Bruce Eckel's Thinking in C++, 2nd Ed Contents | Prev | Next

Alternate linkage specifications

What happens if you’re writing a program in C++ and you want to use a C library? If you make the C function declaration,

float f(int a, char b);

the C++ compiler will decorate this name to something like _f_int_char to support function overloading (and type-safe linkage). However, the C compiler that compiled your C library has most definitely not decorated the name, so its internal name will be _f. Thus, the linker will not be able to resolve your C++ calls to f( ).

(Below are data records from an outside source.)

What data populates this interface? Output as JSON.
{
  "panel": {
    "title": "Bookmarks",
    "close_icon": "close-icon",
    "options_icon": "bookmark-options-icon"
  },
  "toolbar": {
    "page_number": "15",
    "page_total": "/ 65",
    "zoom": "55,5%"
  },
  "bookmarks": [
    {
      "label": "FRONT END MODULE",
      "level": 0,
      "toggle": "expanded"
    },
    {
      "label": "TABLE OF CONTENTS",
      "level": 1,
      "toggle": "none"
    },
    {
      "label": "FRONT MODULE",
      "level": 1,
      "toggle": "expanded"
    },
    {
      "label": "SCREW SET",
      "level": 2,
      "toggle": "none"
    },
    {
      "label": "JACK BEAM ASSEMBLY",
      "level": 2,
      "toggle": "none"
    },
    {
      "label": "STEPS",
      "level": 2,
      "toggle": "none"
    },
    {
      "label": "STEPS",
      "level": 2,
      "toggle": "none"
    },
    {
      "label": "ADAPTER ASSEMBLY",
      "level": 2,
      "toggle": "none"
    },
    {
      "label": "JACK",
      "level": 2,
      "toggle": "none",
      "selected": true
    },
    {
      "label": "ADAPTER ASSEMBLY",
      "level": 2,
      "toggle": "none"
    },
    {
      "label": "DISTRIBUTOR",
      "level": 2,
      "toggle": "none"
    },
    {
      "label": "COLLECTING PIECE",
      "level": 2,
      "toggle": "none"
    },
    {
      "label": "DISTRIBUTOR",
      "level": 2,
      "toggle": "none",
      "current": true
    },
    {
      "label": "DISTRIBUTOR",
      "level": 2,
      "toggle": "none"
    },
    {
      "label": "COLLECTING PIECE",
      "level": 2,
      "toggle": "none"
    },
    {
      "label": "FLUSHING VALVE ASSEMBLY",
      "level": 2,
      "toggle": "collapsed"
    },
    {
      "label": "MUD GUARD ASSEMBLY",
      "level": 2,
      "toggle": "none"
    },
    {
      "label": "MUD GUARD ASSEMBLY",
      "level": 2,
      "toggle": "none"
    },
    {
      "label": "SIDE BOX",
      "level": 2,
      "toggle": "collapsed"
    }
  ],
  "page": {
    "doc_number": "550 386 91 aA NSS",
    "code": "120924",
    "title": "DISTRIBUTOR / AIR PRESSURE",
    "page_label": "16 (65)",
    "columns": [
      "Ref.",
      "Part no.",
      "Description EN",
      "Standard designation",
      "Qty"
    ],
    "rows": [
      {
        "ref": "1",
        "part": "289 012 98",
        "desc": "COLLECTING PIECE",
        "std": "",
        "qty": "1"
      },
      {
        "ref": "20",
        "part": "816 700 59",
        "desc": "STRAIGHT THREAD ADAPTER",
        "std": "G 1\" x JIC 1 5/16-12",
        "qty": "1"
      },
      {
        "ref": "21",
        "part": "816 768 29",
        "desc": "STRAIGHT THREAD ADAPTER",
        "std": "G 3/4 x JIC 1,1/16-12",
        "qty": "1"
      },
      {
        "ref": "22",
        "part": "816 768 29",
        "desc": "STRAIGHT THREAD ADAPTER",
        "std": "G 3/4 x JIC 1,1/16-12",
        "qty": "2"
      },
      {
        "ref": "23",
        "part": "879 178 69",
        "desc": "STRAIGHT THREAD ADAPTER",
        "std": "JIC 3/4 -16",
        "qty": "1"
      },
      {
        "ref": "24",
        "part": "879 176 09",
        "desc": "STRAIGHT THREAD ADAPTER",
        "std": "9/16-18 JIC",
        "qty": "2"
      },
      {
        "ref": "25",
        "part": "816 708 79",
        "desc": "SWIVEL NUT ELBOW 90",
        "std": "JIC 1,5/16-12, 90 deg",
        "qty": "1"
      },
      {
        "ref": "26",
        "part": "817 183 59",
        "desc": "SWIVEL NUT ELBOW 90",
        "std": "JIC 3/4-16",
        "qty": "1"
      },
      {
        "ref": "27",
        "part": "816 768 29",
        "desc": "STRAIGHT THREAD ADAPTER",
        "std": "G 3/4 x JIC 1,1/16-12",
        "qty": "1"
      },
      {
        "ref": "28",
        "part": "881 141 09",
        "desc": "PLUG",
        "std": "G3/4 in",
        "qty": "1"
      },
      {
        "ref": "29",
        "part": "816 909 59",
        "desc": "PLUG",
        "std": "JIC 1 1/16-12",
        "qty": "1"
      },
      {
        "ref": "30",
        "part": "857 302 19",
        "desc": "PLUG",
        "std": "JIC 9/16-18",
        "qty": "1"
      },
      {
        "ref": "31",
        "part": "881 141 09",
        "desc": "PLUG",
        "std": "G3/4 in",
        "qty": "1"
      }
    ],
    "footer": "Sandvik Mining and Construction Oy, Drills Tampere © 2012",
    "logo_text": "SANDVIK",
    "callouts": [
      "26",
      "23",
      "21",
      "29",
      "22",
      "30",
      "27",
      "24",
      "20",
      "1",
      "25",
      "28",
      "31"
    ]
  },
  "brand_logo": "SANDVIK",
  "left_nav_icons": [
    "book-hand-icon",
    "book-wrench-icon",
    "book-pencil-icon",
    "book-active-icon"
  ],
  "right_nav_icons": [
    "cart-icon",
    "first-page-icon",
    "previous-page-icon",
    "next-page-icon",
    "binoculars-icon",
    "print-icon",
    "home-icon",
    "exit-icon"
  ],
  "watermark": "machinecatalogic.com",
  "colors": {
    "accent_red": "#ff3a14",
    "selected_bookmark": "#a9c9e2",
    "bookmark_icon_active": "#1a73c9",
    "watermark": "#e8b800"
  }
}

The escape mechanism provided in C++ is the alternate linkage specification , which was produced in the language by overloading the extern keyword. The extern is followed by a string that specifies the linkage you want for the declaration, followed by the declaration itself:

extern "C" float f(int a, char b);

This tells the compiler to give C linkage to f( ); that is, don’t decorate the name. The only two types of linkage specifications supported by the standard are “C” and “C++,” but compiler vendors have the option of supporting other languages in the same way.

If you have a group of declarations with alternate linkage, put them inside braces, like this:

extern "C" {
  float f(int a, char b);
  double d(int a, char b);
}

Or, for a header file,

extern "C" {
#include "Myheader.h"
}

Most C++ compiler vendors handle the alternate linkage specifications inside their header files that work with both C and C++, so you don’t have to worry about it.